Inspectrum

Reports from the world of severe autism.

To Cage or Not to Cage? That Is Not the Question

Parents of autistic kids need to know about medical treatments for behaviors.

In the wake of the arrest earlier this month of a California couple accused of keeping their 11-year-old autistic son in a cage came the expected cycle of response. First, angry condemnation, such as that expressed by a commenter on the website Popsugar who wrote, “I am outraged by this family. How cruel . . . these parents should be treated the same way.” But following quickly were more sympathetic readers, such as this one from the Toronto Sun who observed, “Without knowing the details, the cage may have been a short-term solution to prevent this child from harming himself or others. Either way, my heart goes out to them.”

I follow this cycle every time a story breaks about a parent who tried to kill a severely autistic child, or who succeeded in killing that child, or who killed that child and then committed suicide. As the parent of a severely autistic son whose aggressive behaviors were so dangerous he spent ten months hospitalized at the Kennedy Krieger Institute when he was only nine years old, I appreciate those who take the time to participate in these online forums, who try to describe – for the vast majority of the public that has no idea – what life with a severely autistic child can be like: dangerous self-injury and aggression, property destruction, elopement, insomnia. Not as a justification for the harm or mistreatment of autistic children, but as an explanation, a context for these acts that seem, on the surface, so monstrously incomprehensible.

As important as these posts are – because, as one Los Angeles man noted, “There is a media blackout of very severe cases of real autism. The media on this issue are as lost as a blind man in a snowstorm,” a sentiment with which I completely agree – a critical part of this conversation has been notably absent: information about the medical treatment of violent behaviors in autism. Amidst the calls for more support for these families, for funding and respite and residential services, where is the discussion about the medical treatments that might very well have kept these nightmare scenarios from unfolding in the first place – and will very likely keep similar ones from occurring in the future if parents, caregivers, and providers are all thoroughly informed?

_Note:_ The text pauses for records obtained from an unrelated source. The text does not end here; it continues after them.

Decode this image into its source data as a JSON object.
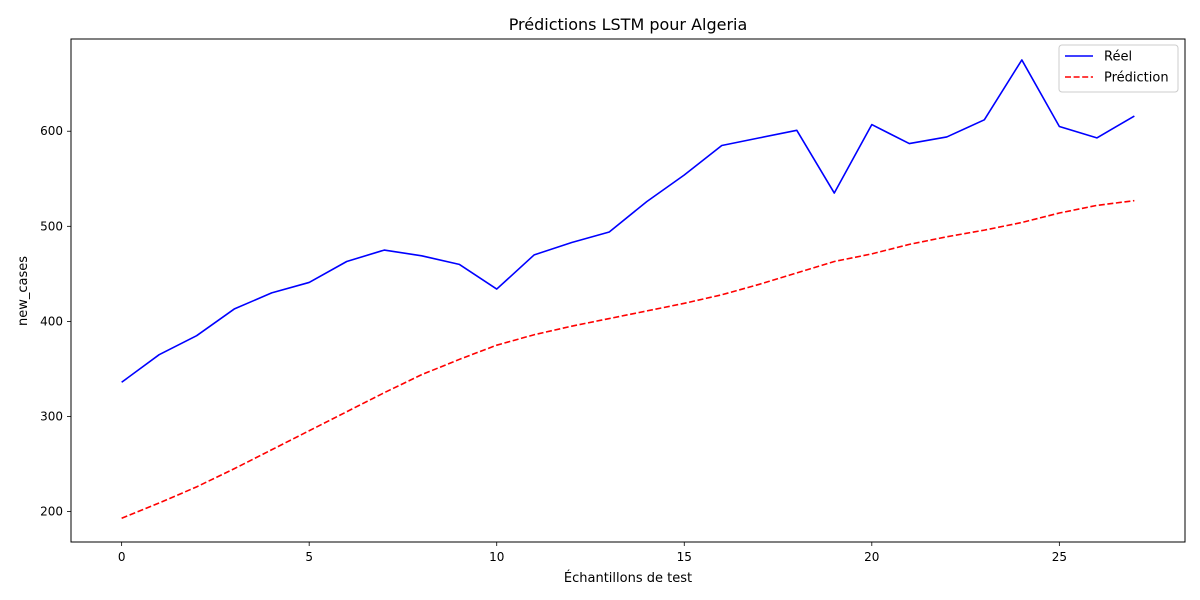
{
  "chart_data": {
    "type": "line",
    "title": "Prédictions LSTM pour Algeria",
    "xlabel": "Échantillons de test",
    "ylabel": "new_cases",
    "xlim": [
      -1.35,
      28.35
    ],
    "ylim": [
      168,
      697
    ],
    "xticks": [
      0,
      5,
      10,
      15,
      20,
      25
    ],
    "yticks": [
      200,
      300,
      400,
      500,
      600
    ],
    "grid": false,
    "legend_position": "top-right",
    "x": [
      0,
      1,
      2,
      3,
      4,
      5,
      6,
      7,
      8,
      9,
      10,
      11,
      12,
      13,
      14,
      15,
      16,
      17,
      18,
      19,
      20,
      21,
      22,
      23,
      24,
      25,
      26,
      27
    ],
    "series": [
      {
        "name": "Réel",
        "color": "#0000ff",
        "style": "solid",
        "values": [
          336,
          365,
          385,
          413,
          430,
          441,
          463,
          475,
          469,
          460,
          434,
          470,
          483,
          494,
          526,
          554,
          585,
          593,
          601,
          535,
          607,
          587,
          594,
          612,
          675,
          605,
          593,
          616
        ]
      },
      {
        "name": "Prédiction",
        "color": "#ff0000",
        "style": "dashed",
        "values": [
          193,
          209,
          226,
          245,
          265,
          285,
          305,
          325,
          344,
          360,
          375,
          386,
          395,
          403,
          411,
          419,
          428,
          439,
          451,
          463,
          471,
          481,
          489,
          496,
          504,
          514,
          522,
          527
        ]
      }
    ]
  }
}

A critical point that is often overlooked is that, for many kids, violent behaviors are not part of their autism but caused by secondary disorders that can be separately treated: one 2008 study found that a whopping 70 percent of autistic individuals suffer from co-morbid psychiatric conditions, which can include mood disorders, anxiety, and catatonia. Generally speaking, behaviors that occur unpredictably and across all environments are likely due to neurological impairment and require medical treatment. In contrast, those behaviors triggered by certain stimuli (such as tantrums that occur when favorite items are withheld or demands are imposed) are best managed behaviorally.

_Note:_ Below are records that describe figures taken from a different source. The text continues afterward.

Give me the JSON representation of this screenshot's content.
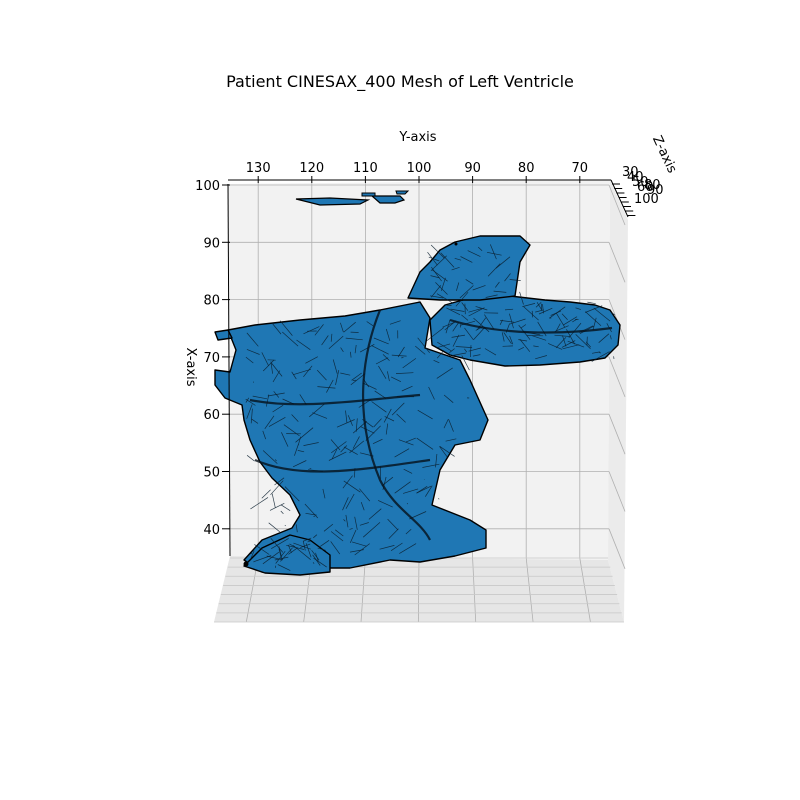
{
  "chart_data": {
    "type": "surface3d",
    "title": "Patient CINESAX_400 Mesh of Left Ventricle",
    "xlabel": "X-axis",
    "ylabel": "Y-axis",
    "zlabel": "Z-axis",
    "xlim": [
      34,
      100
    ],
    "ylim": [
      136,
      62
    ],
    "zlim": [
      30,
      100
    ],
    "x_ticks": [
      40,
      50,
      60,
      70,
      80,
      90,
      100
    ],
    "y_ticks": [
      130,
      120,
      110,
      100,
      90,
      80,
      70
    ],
    "z_ticks": [
      30,
      40,
      50,
      60,
      70,
      80,
      90,
      100
    ],
    "z_tick_labels_visible": [
      "30",
      "40",
      "50",
      "60",
      "80",
      "90",
      "100"
    ],
    "grid": true,
    "mesh_color": "#1f77b4",
    "edge_color": "#000000",
    "pane_color": "#f2f2f2"
  }
}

So what medical treatments are available? Although countless drugs have been prescribed to treat violent behaviors in autistic children, since these can be quite intractable, only two have multiple studies establishing their efficacy in this specific population: Risperdal and Abilify, both antipsychotics, and this is where psychiatrists generally start.  

But these medications failed to control my son Jonah’s aggression and self-injury, as did anti-depressants, benzodiazepines, anti-seizure drugs, and stimulants. And although his behavior was temporarily stabilized on medication during his inpatient stay, by the following year his rages had returned. We finally succeeded in stopping them with electroconvulsive therapy (ECT), which Jonah has been getting for over four years. ECT is another well-researched procedure, and although the vast majority of studies focus on its use treating mood disorders in typical adults, an increasing number document its success treating dangerous behaviors in the developmentally disabled. These include case reports from Kennedy Krieger, Mt. Sinai Hospital, University of Mississippi, University of Michigan, and University of Utah, among others.

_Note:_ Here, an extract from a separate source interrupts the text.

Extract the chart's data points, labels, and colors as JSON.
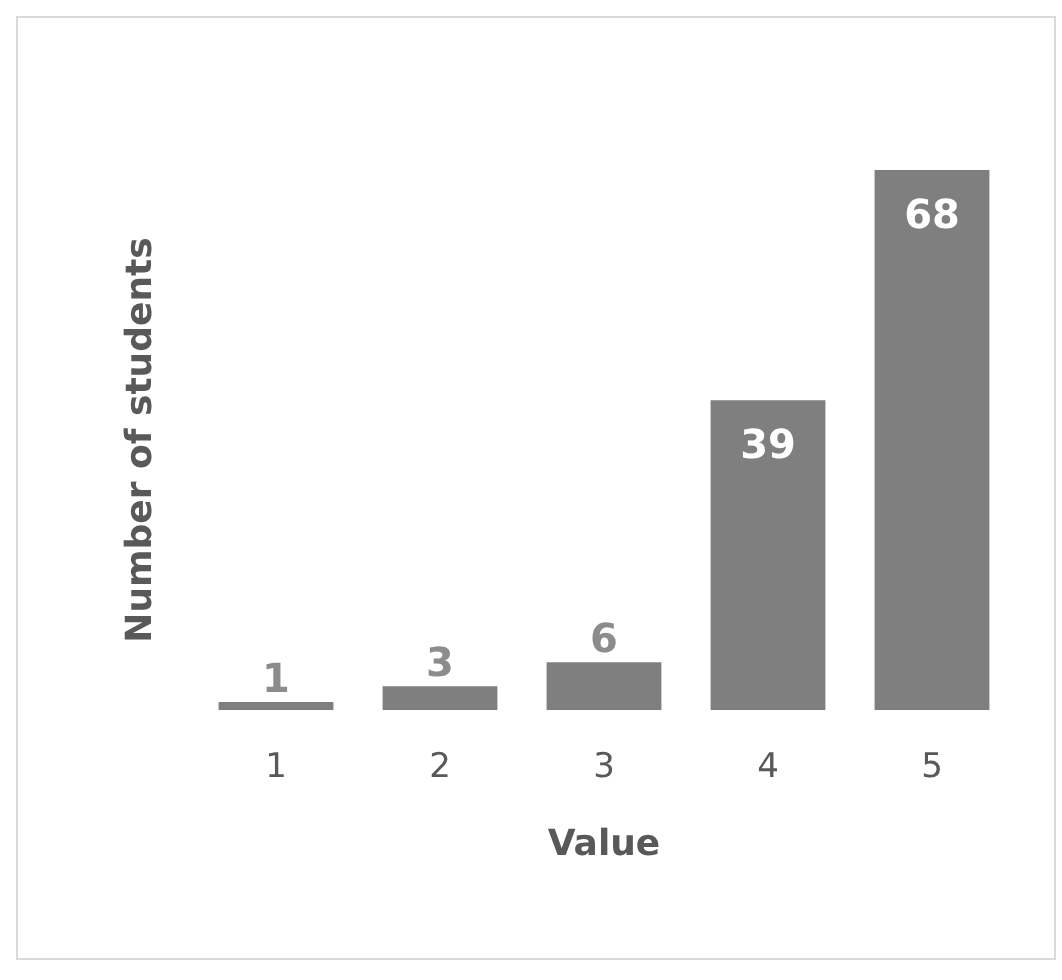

What about the future? Anecdotal reports flourish online about the successful control of aggression and self-injury in autistic kids with cannabis, although the classification of marijuana as a Schedule 1 controlled substance makes it extraordinarily difficult to study in the United States. Hopefully, that will change as more and more states legalize medical marijuana, because it has fewer and more benign side effects than antipsychotics and is cheaper and less invasive than ECT.

Or perhaps, years from now, these profoundly ill children will find relief through the use of compounds which are just starting to generate buzz: ketamine, oxytocin, Insulin-like Growth Factor. What matters is that the conversation is ongoing, that research and experience are continually shared among scientists, practitioners, and caregivers. Perhaps some find it unsavory to imagine autistic kids receiving ECT, or being fed pot brownies, but there’s no doubt that the untreated reality is much more disturbing: kids pounding themselves in the face until they go blind; restrained on locked wards (or in dog crates); or suffering, or committing, irreparable physical harm. The quality of life of autistic children with aggression and self-injury, as well as those of their entire families, depends first and foremost on stopping these behaviors. It’s incumbent on us to keep the conversation going until that day arrives.

Amy S.F. Lutz is the author of Each Day I Like It Better: Autism, ECT, and the Treatment of Our Most Impaired Children. She is president of the EASI Foundation.